Curious Blazers lineup wrinkle vs. Jazz hints at Billups’ plans for 2023-24

Chauncey Billups (left), Jabari Walker; Portland Trail Blazers Mandatory Credit: Petre Thomas-USA TODAY Sports
Chauncey Billups (left), Jabari Walker; Portland Trail Blazers Mandatory Credit: Petre Thomas-USA TODAY Sports /

Preseason records don’t matter, especially in the NBA and especially for rebuilding teams like the Portland Trail Blazers, and that gives head coach Chauncey Billups an opportunity to throw random rotations at the wall and see what sticks.

In doing so, he may have stumbled into an intriguing lineup, or at least the structure of one, in his team’s loss to the Utah Jazz.

Small-ball, wing-heavy Trail Blazers lineup shows promise in loss to Jazz

As far as players go, the two biggest prizes Portland received in the Damian Lillard and Jrue Holiday trades were centers Deandre Ayton and Robert Williams III.

It makes sense, then, that Ayton and Williams will split most of the center minutes for the Blazers this season, or even share the floor in two-big lineups. But without Ayton or Williams playing against the Jazz, Billups had to get creative.

Duop Reath and Moses Brown soaked up some time at the 5, but it was when both big man sat and Portland had no traditional big man on the floor that things got interesting – and fairly successful.

About midway through the third quarter and into a good chunk of the fourth, Billups played a small, wing-heavy lineup that featured Jabari Walker at center. Toumani Camara and Kris Murray were the forwards and Scoot Henderson and Shaedon Sharpe held down the backcourt.

(Camara is solidifying himself as a legitimate rotation player this season, but that’s for another story).

That group was only outscored by one point in the third quarter and played a major role in cutting into the Jazz lead in the fourth. It shot 49 percent from the floor (17 of 35) and 42 percent from three (5/12) in the second half. When those five did most of their damage in the fourth quarter, they shot 48 percent from the field (11 of 23) and 45 percent from deep (5 of 11).

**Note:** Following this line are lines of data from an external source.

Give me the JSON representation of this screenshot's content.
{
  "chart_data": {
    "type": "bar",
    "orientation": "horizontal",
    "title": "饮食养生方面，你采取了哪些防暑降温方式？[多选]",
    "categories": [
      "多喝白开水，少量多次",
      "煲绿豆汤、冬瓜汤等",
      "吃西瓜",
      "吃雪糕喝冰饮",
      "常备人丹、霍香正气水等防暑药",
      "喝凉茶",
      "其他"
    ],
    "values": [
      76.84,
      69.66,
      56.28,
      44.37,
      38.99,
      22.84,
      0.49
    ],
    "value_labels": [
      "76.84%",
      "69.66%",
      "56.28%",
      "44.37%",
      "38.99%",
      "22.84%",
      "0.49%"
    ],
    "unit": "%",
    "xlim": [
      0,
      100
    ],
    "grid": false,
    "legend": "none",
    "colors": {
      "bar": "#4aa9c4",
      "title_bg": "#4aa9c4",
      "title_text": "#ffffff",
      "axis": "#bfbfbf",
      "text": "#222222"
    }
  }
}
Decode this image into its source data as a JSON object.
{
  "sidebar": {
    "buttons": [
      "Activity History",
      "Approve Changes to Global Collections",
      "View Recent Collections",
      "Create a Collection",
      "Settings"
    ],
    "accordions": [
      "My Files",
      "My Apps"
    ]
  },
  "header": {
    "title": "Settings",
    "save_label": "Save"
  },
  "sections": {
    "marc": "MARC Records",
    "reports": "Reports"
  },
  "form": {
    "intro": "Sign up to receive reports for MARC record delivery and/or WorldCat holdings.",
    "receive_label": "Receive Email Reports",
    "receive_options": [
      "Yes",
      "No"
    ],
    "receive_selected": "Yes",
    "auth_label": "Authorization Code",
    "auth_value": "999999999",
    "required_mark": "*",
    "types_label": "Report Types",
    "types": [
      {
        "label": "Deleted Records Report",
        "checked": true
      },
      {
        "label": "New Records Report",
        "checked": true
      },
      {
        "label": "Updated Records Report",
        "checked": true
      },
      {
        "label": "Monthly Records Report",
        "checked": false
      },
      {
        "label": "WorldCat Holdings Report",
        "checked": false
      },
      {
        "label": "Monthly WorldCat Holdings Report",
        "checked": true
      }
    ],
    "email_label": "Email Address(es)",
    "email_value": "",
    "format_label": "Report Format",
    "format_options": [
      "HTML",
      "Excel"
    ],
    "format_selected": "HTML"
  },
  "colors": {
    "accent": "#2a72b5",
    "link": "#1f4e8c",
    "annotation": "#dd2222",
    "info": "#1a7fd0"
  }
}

Going small and playing three forwards alongside Sharpe, who will play as a wing at times this year, allowed Billups to employ a versatile lineup with switchability on defense and floor spacing on offense. Including Henderson, who’s shooting 36 percent from three while leading the team in minutes this preseason, this lineup puts five shooters on the floor.

Not only does that allow Scoot more room to slice into the paint, it gives him four players who are legitimate threats from behind the arc if the defense collapses on him. This group did a good job of unselfishly swinging the ball and making the extra pass to get the best shot possible when it was on the floor.

When the regular season starts and Billups shortens his rotation, the glut of wings on this revamped Blazers roster will allow him to play the same style but with his best players. Henderson, Anfernee Simons or Malcolm Brogdon can lead the offense, and some combination of Sharpe, Matisse Thybulle, Camara, Murray and Jerami Grant can fill the 2 through 4 spots.

Walker is showing he belongs on the floor this year in some capacity, so he could complete this lineup again. Ayton isn’t a three-point threat, but he can score from the midrange and he’s athletic enough to run the floor with the rest of this group. When he’s healthy, Williams can serve as an explosive rim-protector and rebounder as the last line of defense.

Next. Overlooked piece of Lillard trade continues to show he belongs. dark

This may not be a go-to lineup or one that plays double-digit minutes every night, and there’s the obvious caveat that this is preseason and Utah wasn’t playing with all five starters on the floor, but it’s an intriguing idea and a lineup that showed it can work in bursts if Billups decides to employ it.